Die Frau, die die Bildschirme ausfüllte, sah ungeduldig aus. Das war das Erste, was sie von der Handvoll an weiblichen Wesen unterschied, die hier lebte. Mehr noch, sie sah … zerbrechlich aus. Nicht wettergegerbt und zäh wie seine Leute. Und nicht auf jede Eventualität vorbereitet. Vielmehr wirkte sie weich.

Der Count hatte keine Ahnung, warum er sie berühren wollte, um herauszufinden, ob sie tatsächlich so feminin war, wie sie aussah.

Die Kleidung, die sie trug, ergab für ihn hier oben auf dem Berg keinen Sinn. Er erinnerte sich natürlich nicht daran, ob er den Berg je verlassen hatte, doch er wusste, dass es dort draußen eine andere Welt gab. Das hatte man ihm erzählt. Und all das Schwarze, Glatte und Raffinierte, das ihre zarte Figur einhüllte, weckte Assoziationen an Städte in ihm.

Vorher war er nie auf die Idee gekommen, über Städte nachzudenken. Doch jetzt schossen sie ihm wie ein Reisebericht durch den Kopf. New York.London.Shanghai.New Delhi.Berlin.Kairo.Auckland.

Als wäre er in jeder dieser Metropolen schon einmal gewesen.

Er schob diesen sonderbaren Gedanken beiseite und betrachtete die Frau. Sie hatten sie ins Lager geführt und in einen abgeschotteten Raum gebracht, den noch nie jemand als Zelle bezeichnet hatte. Obwohl es eine war. Sie war mit nichts als einem alten Sofa ausgestattet, einer Toilette, versteckt hinter einem Wandschirm in der Ecke, und Kameras an den Wänden. Sollte sie sich genauso unbehaglich fühlen wie die letzten drei Gesetzeshüter bei ihrem Besuch hier, so zeigte sie es nicht. Wie selbstverständlich saß sie auf dem Sofa. Ihre Miene wirkte ruhig, ihre Augen waren klar. Er fand, dass sie beinahe heiter aussah, was ihm nur noch bewusster machte, wie unfassbar schön sie war.

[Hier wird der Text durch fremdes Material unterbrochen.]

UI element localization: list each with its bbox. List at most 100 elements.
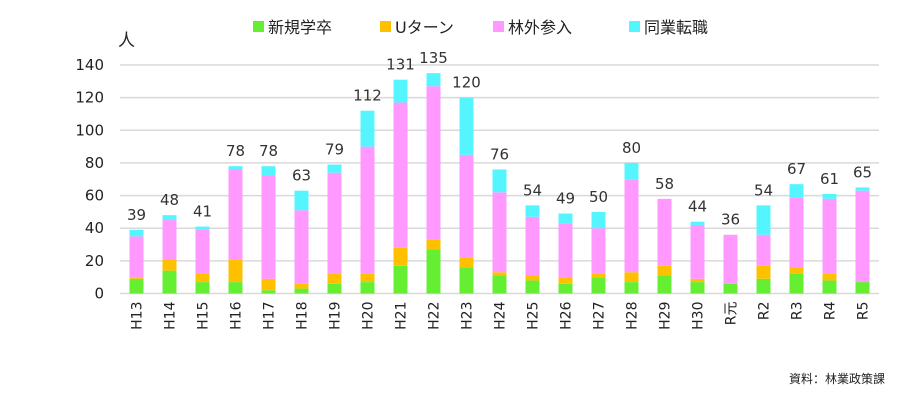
total-data-label: 50	[589, 188, 608, 206]
total-data-label: 58	[655, 175, 674, 193]
bar-segment	[756, 205, 771, 235]
bar-segment	[294, 210, 309, 284]
bar-segment	[228, 282, 243, 294]
bar-segment	[327, 283, 342, 294]
total-data-label: 80	[622, 139, 641, 157]
bar-segment	[492, 275, 507, 294]
total-data-label: 65	[853, 163, 872, 181]
bar-segment	[690, 282, 705, 294]
bar-segment	[294, 190, 309, 211]
bar-segment	[195, 229, 210, 274]
total-data-label: 39	[127, 206, 146, 224]
bar-segment	[492, 169, 507, 193]
bar-segment	[624, 179, 639, 273]
bar-segment	[327, 172, 342, 274]
bar-segment	[459, 257, 474, 268]
bar-segment	[624, 282, 639, 294]
bar-segment	[525, 205, 540, 217]
bar-segment	[426, 249, 441, 294]
bar-segment	[690, 278, 705, 283]
total-data-label: 63	[292, 167, 311, 185]
bar-segment	[756, 265, 771, 279]
bar-segment	[195, 282, 210, 294]
bar-segment	[525, 275, 540, 281]
bar-segment	[459, 97, 474, 155]
total-data-label: 78	[226, 142, 245, 160]
legend-label: 新規学卒	[268, 18, 332, 37]
legend-swatch	[253, 21, 264, 32]
bar-segment	[261, 175, 276, 279]
total-data-label: 61	[820, 170, 839, 188]
x-tick-label: H23	[460, 302, 476, 330]
total-data-label: 54	[754, 181, 773, 199]
bar-segment	[690, 224, 705, 279]
x-tick-label: H24	[493, 301, 509, 329]
bar-segment	[756, 234, 771, 266]
x-tick-label: H14	[163, 301, 179, 329]
bar-segment	[162, 215, 177, 221]
bar-segment	[690, 221, 705, 225]
bar-segment	[591, 277, 606, 294]
total-data-label: 131	[386, 56, 415, 74]
x-tick-label: H20	[361, 302, 377, 330]
bar-segment	[723, 234, 738, 284]
y-tick-label: 120	[75, 89, 104, 107]
bar-segment	[591, 273, 606, 278]
x-tick-label: H21	[394, 302, 410, 330]
bar-segment	[459, 267, 474, 294]
bar-segment	[393, 102, 408, 248]
bar-segment	[261, 290, 276, 294]
bar-segment	[822, 273, 837, 281]
bar-segment	[129, 278, 144, 294]
total-data-label: 76	[490, 145, 509, 163]
total-data-label: 78	[259, 142, 278, 160]
x-tick-label: H19	[328, 302, 344, 330]
bar-segment	[855, 190, 870, 283]
x-tick-label: R2	[757, 302, 773, 321]
total-data-label: 48	[160, 191, 179, 209]
bar-segment	[723, 283, 738, 294]
bar-segment	[426, 86, 441, 240]
bar-segment	[855, 282, 870, 294]
bar-segment	[228, 169, 243, 260]
x-tick-label: H22	[427, 302, 443, 330]
x-tick-label: R4	[823, 301, 839, 320]
bar-segment	[822, 280, 837, 294]
bar-segment	[195, 273, 210, 283]
bar-segment	[657, 275, 672, 294]
total-data-label: 41	[193, 203, 212, 221]
y-tick-label: 0	[94, 285, 104, 303]
total-data-label: 67	[787, 160, 806, 178]
total-data-label: 120	[452, 74, 481, 92]
x-tick-label: H27	[592, 302, 608, 330]
bar-segment	[294, 283, 309, 289]
bar-segment	[657, 198, 672, 266]
bar-segment	[162, 259, 177, 271]
total-data-label: 79	[325, 141, 344, 159]
y-tick-label: 100	[75, 121, 104, 139]
bar-segment	[789, 273, 804, 294]
bar-segment	[558, 277, 573, 284]
bar-segment	[459, 154, 474, 258]
bar-segment	[426, 239, 441, 250]
bar-segment	[162, 270, 177, 294]
bar-segment	[525, 216, 540, 276]
bar-segment	[393, 265, 408, 294]
bar-segment	[261, 278, 276, 291]
x-tick-label: H25	[526, 302, 542, 330]
bar-segment	[327, 164, 342, 173]
bar-segment	[789, 197, 804, 268]
x-tick-label: H29	[658, 302, 674, 330]
bar-segment	[393, 247, 408, 266]
labels: 0 20 40 60 80 100 120 140 39 H13 48 H14 41 H15 78 H16 78…	[75, 49, 872, 330]
bar-segment	[294, 288, 309, 294]
legend-swatch	[629, 21, 640, 32]
bar-segment	[525, 280, 540, 294]
source-note: 資料：林業政策課	[789, 371, 885, 386]
legend: 新規学卒 Uターン 林外参入 同業転職	[253, 18, 708, 37]
total-data-label: 112	[353, 87, 382, 105]
bar-segment	[492, 192, 507, 273]
bar-segment	[360, 273, 375, 283]
y-tick-label: 60	[85, 187, 104, 205]
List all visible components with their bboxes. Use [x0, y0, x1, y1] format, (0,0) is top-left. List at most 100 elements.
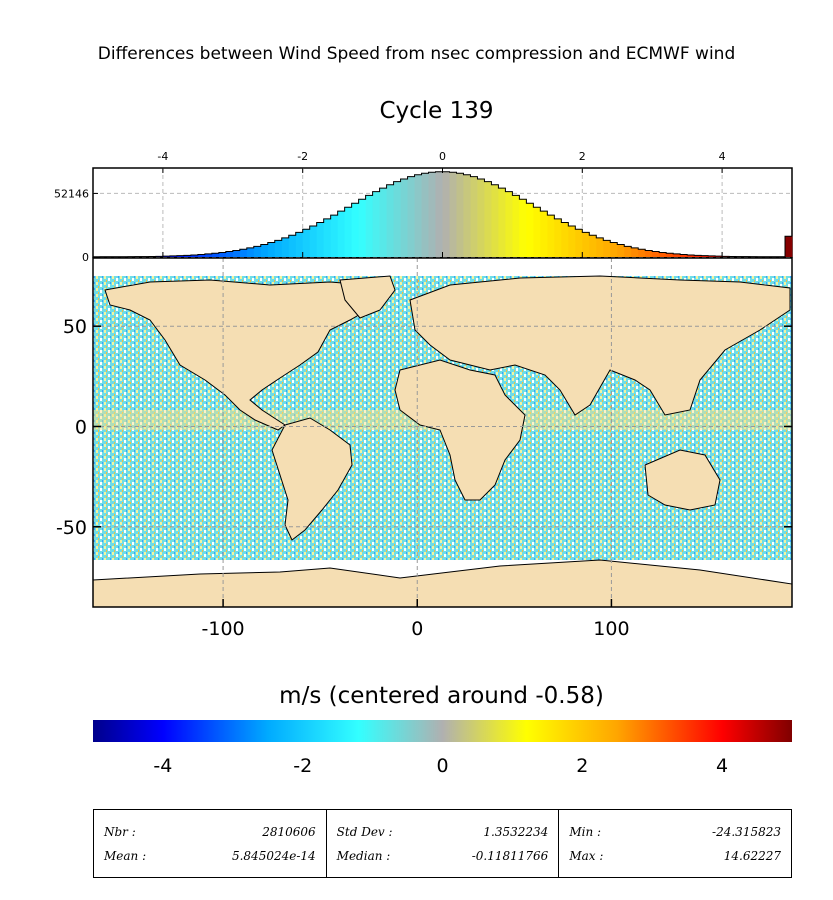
- histogram-bar: [428, 172, 436, 257]
- histogram-bar: [456, 173, 464, 257]
- histogram-bar: [687, 254, 695, 257]
- histogram-tick-label-y: 52146: [54, 187, 89, 200]
- colorbar-tick-label: -2: [293, 755, 312, 777]
- histogram-bar: [442, 171, 450, 257]
- histogram-bar: [785, 236, 793, 257]
- histogram-bar: [561, 222, 569, 257]
- histogram-bar: [638, 249, 646, 257]
- map-panel: -100 0 100 50 0 -50: [56, 257, 793, 640]
- histogram-bar: [484, 181, 492, 257]
- map-tick-label-x: 0: [411, 618, 423, 640]
- histogram-tick-label-x: 0: [439, 150, 446, 163]
- stats-cell-count: Nbr : 2810606 Mean : 5.845024e-14: [93, 809, 327, 878]
- histogram-bar: [302, 229, 311, 257]
- histogram-bar: [617, 244, 625, 257]
- histogram-bar: [176, 255, 185, 257]
- stats-cell-spread: Std Dev : 1.3532234 Median : -0.11811766: [325, 809, 560, 878]
- histogram-tick-label-x: -4: [157, 150, 168, 163]
- histogram-bar: [323, 218, 332, 257]
- histogram-bar: [218, 252, 227, 257]
- histogram-bar: [267, 242, 276, 257]
- histogram-tick-label-y: 0: [82, 251, 89, 264]
- histogram-bar: [645, 250, 653, 257]
- colorbar-tick-label: -4: [153, 755, 172, 777]
- histogram-bar: [491, 184, 499, 257]
- histogram-bar: [232, 250, 241, 257]
- histogram-bar: [386, 184, 394, 257]
- histogram-bar: [358, 199, 367, 257]
- histogram-bar: [393, 181, 401, 257]
- stat-label: Median :: [336, 848, 391, 863]
- colorbar-label: m/s (centered around -0.58): [279, 683, 604, 709]
- stat-value: -0.11811766: [471, 848, 549, 863]
- map-tick-label-x: -100: [202, 618, 245, 640]
- histogram-bar: [589, 235, 597, 257]
- australia: [644, 449, 721, 511]
- histogram-bar: [295, 232, 304, 257]
- colorbar: [93, 720, 792, 742]
- histogram-bar: [708, 255, 716, 257]
- histogram-bar: [274, 240, 283, 257]
- histogram-bar: [477, 178, 485, 257]
- stat-label: Std Dev :: [336, 824, 393, 839]
- histogram-bar: [470, 176, 478, 257]
- histogram-bar: [337, 211, 346, 257]
- greenland: [339, 275, 396, 319]
- colorbar-tick-label: 4: [716, 755, 728, 777]
- stat-label: Nbr :: [104, 824, 136, 839]
- map-frame: [92, 257, 793, 608]
- histogram-bar: [407, 176, 415, 257]
- histogram-bar: [512, 195, 520, 257]
- histogram-bar: [673, 253, 681, 257]
- histogram-bar: [680, 254, 688, 257]
- histogram-bar: [351, 203, 360, 257]
- map-tick-label-y: 50: [63, 316, 87, 338]
- histogram-bar: [603, 240, 611, 257]
- histogram-bar: [596, 237, 604, 257]
- histogram-bar: [211, 253, 220, 257]
- histogram-bar: [204, 253, 213, 257]
- histogram-tick-label-x: 2: [579, 150, 586, 163]
- histogram-bar: [309, 225, 318, 257]
- histogram-bar: [582, 232, 590, 257]
- histogram-bar: [631, 247, 639, 257]
- histogram-tick-label-x: 4: [719, 150, 726, 163]
- colorbar-tick-label: 2: [576, 755, 588, 777]
- histogram-bar: [365, 195, 373, 257]
- histogram-bar: [169, 255, 178, 257]
- histogram-bar: [526, 203, 534, 257]
- histogram-bar: [435, 171, 443, 257]
- histogram-bar: [652, 251, 660, 257]
- stats-cell-range: Min : -24.315823 Max : 14.62227: [558, 809, 792, 878]
- histogram-bar: [701, 255, 709, 257]
- histogram-bar: [547, 215, 555, 257]
- map-tick-label-x: 100: [593, 618, 629, 640]
- histogram-bar: [694, 255, 702, 257]
- histogram-bar: [197, 254, 206, 257]
- histogram-bar: [281, 237, 290, 257]
- histogram-bar: [624, 246, 632, 257]
- histogram-bar: [519, 199, 527, 257]
- histogram-bar: [540, 211, 548, 257]
- histogram-bar: [498, 188, 506, 257]
- stat-value: 1.3532234: [483, 824, 549, 839]
- histogram-bar: [379, 188, 387, 257]
- histogram-bar: [421, 173, 429, 257]
- histogram-bar: [575, 229, 583, 257]
- stat-label: Max :: [569, 848, 604, 863]
- histogram-bar: [568, 225, 576, 257]
- histogram-bar: [463, 174, 471, 257]
- histogram-bar: [253, 246, 262, 257]
- histogram-panel: -4 -2 0 2 4 0 52146: [54, 150, 793, 264]
- histogram-bar: [225, 251, 234, 257]
- africa: [394, 359, 526, 501]
- histogram-bar: [190, 254, 199, 257]
- histogram-bar: [610, 242, 618, 257]
- map-tick-label-y: 0: [75, 416, 87, 438]
- histogram-bar: [400, 178, 408, 257]
- histogram-bar: [372, 191, 380, 257]
- histogram-bar: [239, 249, 248, 257]
- stat-value: 5.845024e-14: [231, 848, 316, 863]
- histogram-bar: [288, 235, 297, 257]
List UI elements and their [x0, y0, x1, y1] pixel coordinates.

Nicht, dass er viele Vergleichsmöglichkeiten hatte. Doch irgendwie wusste der Count, dass er sie immer noch überwältigend finden würde, selbst wenn man alle Frauen in der Welt dort draußen, an die er sich nicht erinnern konnte, in einer Reihe aufstellen würde.

Ihre Beine waren lang und wohlgeformt. Sie hatte sie übereinandergeschlagen und schien nicht einmal zu bemerken, dass ihre kniehohen Stiefel von Schlamm bespritzt waren. Sie trug nur einen ziemlich großen Ring an der linken Hand, der das Licht reflektierte, wenn sie sich bewegte. Dann legte sie die Hände im Schoß zusammen, als wüsste sie es und wollte versuchen, die Aufmerksamkeit von diesem Funkeln abzulenken. Ihr Mund nahm ihn auf eine Weise gefangen, die er nicht richtig verstehen konnte. Verlangen erfasste ihn, doch der Count wusste nicht, ob ihm das gefiel. Stattdessen konzentrierte er sich auf ihre bemerkenswert glänzenden blonden Haare, die sie im Nacken zu etwas Kompliziertem zusammengebunden hatte.

Ein Chignon, dachte er.

Ein Wort, das der Count nicht kannte. Doch es war der richtige Begriff, um zu beschreiben, wie sie ihre Haare zusammengesteckt hatte. Das Wort war ihm auf eine Weise bewusst wie all die Dinge, von denen er eigentlich nichts wissen konnte.

„Bring sie zu mir“, sagte er, bevor er es sich noch anders überlegen würde.

Als ihm trotzdem Zweifel kamen, sagte er jedoch nichts.